Chapitre 25 [1/3] ~ La Conflagration d'Errakys

     Aria n'aurait jamais pensé être capable de prendre une telle décision. La seconde précédant l'annonce d'Aldarwam, elle s'imaginait se battre aux côtés de ses amis et tenter de survivre pour avancer, encore, vers un chemin tracé par Zoraïn. Mais lorsqu'elle eut vent de cette mission, quelque chose se déclencha dans son corps. Une déferlante ébranla son cœur, endormi et meurtri depuis des lunes par le harassement de cette quête. Un intérêt soudain avait éveillé la flamme noyée par son pouvoir divin. Une flamme que l'ustraloise avait, à mesure qu'Ustral sombrait dans les ténèbres, cessé d'alimenter.
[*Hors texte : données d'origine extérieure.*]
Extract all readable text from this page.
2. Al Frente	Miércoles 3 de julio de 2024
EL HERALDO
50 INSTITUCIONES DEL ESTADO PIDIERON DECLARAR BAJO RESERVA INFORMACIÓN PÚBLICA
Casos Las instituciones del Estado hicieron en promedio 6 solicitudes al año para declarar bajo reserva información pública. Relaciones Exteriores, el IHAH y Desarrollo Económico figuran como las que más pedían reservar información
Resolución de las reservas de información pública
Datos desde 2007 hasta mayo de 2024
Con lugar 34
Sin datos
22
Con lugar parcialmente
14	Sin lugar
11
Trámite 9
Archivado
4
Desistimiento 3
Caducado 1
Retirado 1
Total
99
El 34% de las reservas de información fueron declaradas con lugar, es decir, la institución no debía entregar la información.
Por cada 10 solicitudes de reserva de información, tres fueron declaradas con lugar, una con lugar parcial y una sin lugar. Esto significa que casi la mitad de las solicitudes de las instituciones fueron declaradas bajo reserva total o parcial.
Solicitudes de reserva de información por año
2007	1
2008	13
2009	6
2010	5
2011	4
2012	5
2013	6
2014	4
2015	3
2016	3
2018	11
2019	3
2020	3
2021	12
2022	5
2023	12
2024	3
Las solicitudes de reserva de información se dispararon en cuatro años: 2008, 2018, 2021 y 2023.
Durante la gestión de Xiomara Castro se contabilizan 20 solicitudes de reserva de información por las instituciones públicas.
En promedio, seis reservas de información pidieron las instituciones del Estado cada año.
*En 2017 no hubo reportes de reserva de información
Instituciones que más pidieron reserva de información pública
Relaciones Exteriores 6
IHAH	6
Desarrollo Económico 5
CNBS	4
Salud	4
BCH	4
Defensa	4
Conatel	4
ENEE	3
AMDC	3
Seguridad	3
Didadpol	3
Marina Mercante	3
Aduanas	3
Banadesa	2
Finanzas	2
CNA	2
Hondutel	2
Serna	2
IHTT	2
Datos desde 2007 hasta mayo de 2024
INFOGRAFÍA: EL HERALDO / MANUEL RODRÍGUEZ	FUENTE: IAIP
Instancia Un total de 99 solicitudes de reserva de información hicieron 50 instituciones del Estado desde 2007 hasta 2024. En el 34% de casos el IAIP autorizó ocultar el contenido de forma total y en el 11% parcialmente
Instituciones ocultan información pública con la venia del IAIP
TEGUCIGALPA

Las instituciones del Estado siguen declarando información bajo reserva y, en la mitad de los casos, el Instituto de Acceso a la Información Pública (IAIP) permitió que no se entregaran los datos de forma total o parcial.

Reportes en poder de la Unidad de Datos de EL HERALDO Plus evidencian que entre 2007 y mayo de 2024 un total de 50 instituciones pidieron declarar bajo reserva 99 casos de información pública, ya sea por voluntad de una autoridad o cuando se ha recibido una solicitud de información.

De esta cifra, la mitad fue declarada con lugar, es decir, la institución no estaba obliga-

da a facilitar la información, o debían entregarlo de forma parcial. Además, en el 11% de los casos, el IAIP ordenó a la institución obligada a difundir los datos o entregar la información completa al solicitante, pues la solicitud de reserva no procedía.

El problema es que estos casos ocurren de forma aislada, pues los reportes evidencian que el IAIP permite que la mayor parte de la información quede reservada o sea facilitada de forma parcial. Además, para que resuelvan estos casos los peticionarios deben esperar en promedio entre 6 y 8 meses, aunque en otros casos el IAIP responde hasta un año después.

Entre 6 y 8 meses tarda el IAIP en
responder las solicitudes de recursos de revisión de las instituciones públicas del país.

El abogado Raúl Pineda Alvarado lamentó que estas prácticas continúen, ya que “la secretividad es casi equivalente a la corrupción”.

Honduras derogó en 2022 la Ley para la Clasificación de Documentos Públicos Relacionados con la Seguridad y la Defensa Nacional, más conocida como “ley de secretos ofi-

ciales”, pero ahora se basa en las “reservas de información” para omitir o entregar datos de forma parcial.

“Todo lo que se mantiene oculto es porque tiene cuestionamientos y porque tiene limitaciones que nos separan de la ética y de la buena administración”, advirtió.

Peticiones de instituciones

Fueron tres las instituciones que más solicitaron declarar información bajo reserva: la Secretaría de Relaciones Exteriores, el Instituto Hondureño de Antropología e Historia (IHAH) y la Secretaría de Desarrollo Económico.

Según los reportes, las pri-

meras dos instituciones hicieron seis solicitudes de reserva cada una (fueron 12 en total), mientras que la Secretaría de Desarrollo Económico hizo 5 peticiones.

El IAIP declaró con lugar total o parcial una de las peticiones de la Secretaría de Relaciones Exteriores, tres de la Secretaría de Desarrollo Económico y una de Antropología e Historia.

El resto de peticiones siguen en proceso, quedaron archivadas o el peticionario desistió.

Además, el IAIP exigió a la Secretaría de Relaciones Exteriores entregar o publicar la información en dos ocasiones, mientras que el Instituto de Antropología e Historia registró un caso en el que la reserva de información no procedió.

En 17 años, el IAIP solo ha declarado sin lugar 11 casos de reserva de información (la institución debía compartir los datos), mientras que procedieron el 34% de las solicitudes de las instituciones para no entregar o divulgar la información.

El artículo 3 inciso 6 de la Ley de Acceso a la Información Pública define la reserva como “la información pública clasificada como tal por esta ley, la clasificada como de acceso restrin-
     Puis, c'était comme si tout avait pris un sens. Aria n'avait pas agi sur un coup de tête. Elle n'avait pas décidé de s'engager aux côtés des errakois pour leur apporter son aide sur la berge ; sa conscience l'avait fait à sa place. Son regard sur son avenir s'était alors éclairci et elle avait enfin compris son rôle dans la préservation du continent. Peu importait les protestations de Noà, les supplications de Töm, les avertissements de la voix dans sa tête : elle serait la cent trentième élémentaire aquatique à contrôler le Lac des Elfes.

     Quand elle arriva sur la rive, Aria fut présentée par Daïron aux membres qui se trouvaient dans leur périmètre. Des lumières saphir brillaient dans leurs yeux. D'autres, plus sombres, trahissaient leur inquiétude, leur anxiété à l'idée de ne jamais retrouver leurs proches.

     Aria partageait ce sentiment. Pourtant, si tous lui paraissaient étrangers, elle se sentait liée à eux. Si Errakys l'emportait ce soir, il ne faisait aucun doute que les futurs manuscrits relateraient l'exploit de cette corrélation ; celle des descendants de Zoraïn unis pour repousser l'armée d'Arkalax.

     Une vague de fierté emplit son corps tandis qu'Aria se mettait en position, Daïron à ses côtés. À l'opposé de la berge, la nuit projetait ses ombres, si bien qu'il fût presque impossible de déceler la moindre forme. Seul un bruit lointain remuait la terre et faisait trembler les âmes.

     Les nortox progressaient sans rythme. Ils ne cherchaient même pas à être discrets. Le métal frappait contre leurs os putrides à mesure qu'ils avançaient et, bien qu'à une demi-lieue, Aria parvenait à entendre leurs râles inhumains.

— Que doit-on faire ? demanda-t-elle au guerrier.

— Attendre, rétorqua Daïron d'une voix assurée. Observe... et tiens-toi prête.

     Aria déglutit. Les premières lueurs pourpres apparurent à l'horizon, auxquelles se joignirent des rires gutturaux. Puis, émergeant de la pénombre, l'armée ennemie se dévoila. Les ricanements s'interrompirent. Les derniers cliquetis de métal résonnèrent en écho jusqu'aux confins du royaume, enveloppé la seconde d'après par un silence capable de soulever les cœurs des défunts. Ce fut à cet instant qu'un ordre éclata dans les tours de guet. Aria pivota juste à temps pour voir les archers brandir leur arc et pointer leur flèche d'argent vers l'amas de nortox.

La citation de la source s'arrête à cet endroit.